When running an ordinary least squares (OLS) regression, one common metric to assess model fit is the R-squared (R2). The R2 metric can is calculated as follows.
- R2 = 1 – [Σi(yi-ŷi)2]/[Σi(yi-ȳ)2]
The dependent variable is y, the predicted value from the OLS regression is ŷ, and the average value of y across all observations is ȳ. The index for observations is omitted for brevity.
One can interpret the R2 metric a variety of ways. UCLA’s Institute for Digital Research and Education explains as follows:
- R-squared as explained variability – The denominator of the ratio can be thought of as the total variability in the dependent variable, or how much y varies from its mean. The numerator of the ratio can be thought of as the variability in the dependent variable that is not predicted by the model. Thus, this ratio is the proportion of the total variability unexplained by the model. Subtracting this ratio from one results in the proportion of the total variability explained by the model. The more variability explained, the better the model.
- R-squared as improvement from null model to fitted model – The denominator of the ratio can be thought of as the sum of squared errors from the null model–a model predicting the dependent variable without any independent variables. In the null model, each y value is predicted to be the mean of the y values. Consider being asked to predict a y value without having any additional information about what you are predicting. The mean of the y values would be your best guess if your aim is to minimize the squared difference between your prediction and the actual y value. The numerator of the ratio would then be the sum of squared errors of the fitted model. The ratio is indicative of the degree to which the model parameters improve upon the prediction of the null model. The smaller this ratio, the greater the improvement and the higher the R-squared.

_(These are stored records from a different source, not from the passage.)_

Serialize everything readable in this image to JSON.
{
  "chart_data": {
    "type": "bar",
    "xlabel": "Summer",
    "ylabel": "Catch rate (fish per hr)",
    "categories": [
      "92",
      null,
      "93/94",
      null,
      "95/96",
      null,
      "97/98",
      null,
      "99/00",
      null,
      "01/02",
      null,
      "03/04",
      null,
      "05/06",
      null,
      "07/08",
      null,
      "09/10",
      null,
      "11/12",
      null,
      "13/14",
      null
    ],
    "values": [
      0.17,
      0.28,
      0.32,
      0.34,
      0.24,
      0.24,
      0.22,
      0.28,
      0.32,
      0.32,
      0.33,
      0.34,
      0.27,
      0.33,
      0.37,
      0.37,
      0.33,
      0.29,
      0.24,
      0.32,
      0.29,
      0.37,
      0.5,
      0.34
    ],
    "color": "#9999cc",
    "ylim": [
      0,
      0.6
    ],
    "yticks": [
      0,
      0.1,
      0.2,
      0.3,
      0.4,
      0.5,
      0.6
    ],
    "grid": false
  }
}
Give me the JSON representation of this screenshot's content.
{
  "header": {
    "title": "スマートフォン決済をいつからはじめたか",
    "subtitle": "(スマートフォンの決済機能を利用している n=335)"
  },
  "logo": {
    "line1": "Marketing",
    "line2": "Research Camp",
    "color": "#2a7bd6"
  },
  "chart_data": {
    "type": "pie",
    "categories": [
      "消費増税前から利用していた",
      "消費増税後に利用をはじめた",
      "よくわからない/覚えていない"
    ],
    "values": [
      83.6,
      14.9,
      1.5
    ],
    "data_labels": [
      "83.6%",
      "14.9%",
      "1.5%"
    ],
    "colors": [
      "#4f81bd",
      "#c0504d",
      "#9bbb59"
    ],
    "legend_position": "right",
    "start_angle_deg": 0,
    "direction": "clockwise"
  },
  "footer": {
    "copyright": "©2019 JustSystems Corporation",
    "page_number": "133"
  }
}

- R-squared as the square of the correlation – The term “R-squared” is derived from this definition. R-squared is the square of the correlation between the model’s predicted values and the actual values. This correlation can range from -1 to 1, and so the square of the correlation then ranges from 0 to 1. The greater the magnitude of the correlation between the predicted values and the actual values, the greater the R-squared, regardless of whether the correlation is positive or negative.
So then what is a pseudo R-squared? When running a logistic regression, many people would like a similar goodness of fit metric. An R-squared value does not exist, however, for logit regressions since these regressions rely on “maximum likelihood estimates arrived at through an iterative process. They are not calculated to minimize variance, so the OLS approach to goodness-of-fit does not apply.” However, there are a few variations of a pseudo R-squared which are analogs to the OLS R-squared. For instance:
- Efron’s Pseudo R-Squared. R2 = 1 – [Σi(yi-πˆi)2]/[Σi(yi-ȳ)2], where πˆi are the model’s predicted values.
- McFadden’s Pseudo R-Squared. R2 = 1 – [ln LL(Mˆfull)]/[ln LL(Mˆintercept)]. This approach is one minus the ratio of two log likelihoods. The numerator is the log likelihood of the logit model selected and the denominator is the log likelihood if the model just had an intercept. McFadden’s Pseudo R-Squared is the approach used as the default for a logit regression in Stata.
- McFadden’s Pseudo R-Squared (adjusted). R2adj = 1 – [ln LL(Mˆfull)-K]/[ln LL(Mˆintercept)]. This approach is similar to above but the model is penalized penalizing a model for including too many predictors, where K is the number of regressors in the model. This adjustment, however, makes it possible to have negative values for the McFadden’s adjusted Pseudo R-squared.
There are a number of other Pseudo R-Squared approaches that are listed on the UCLA IDRE website.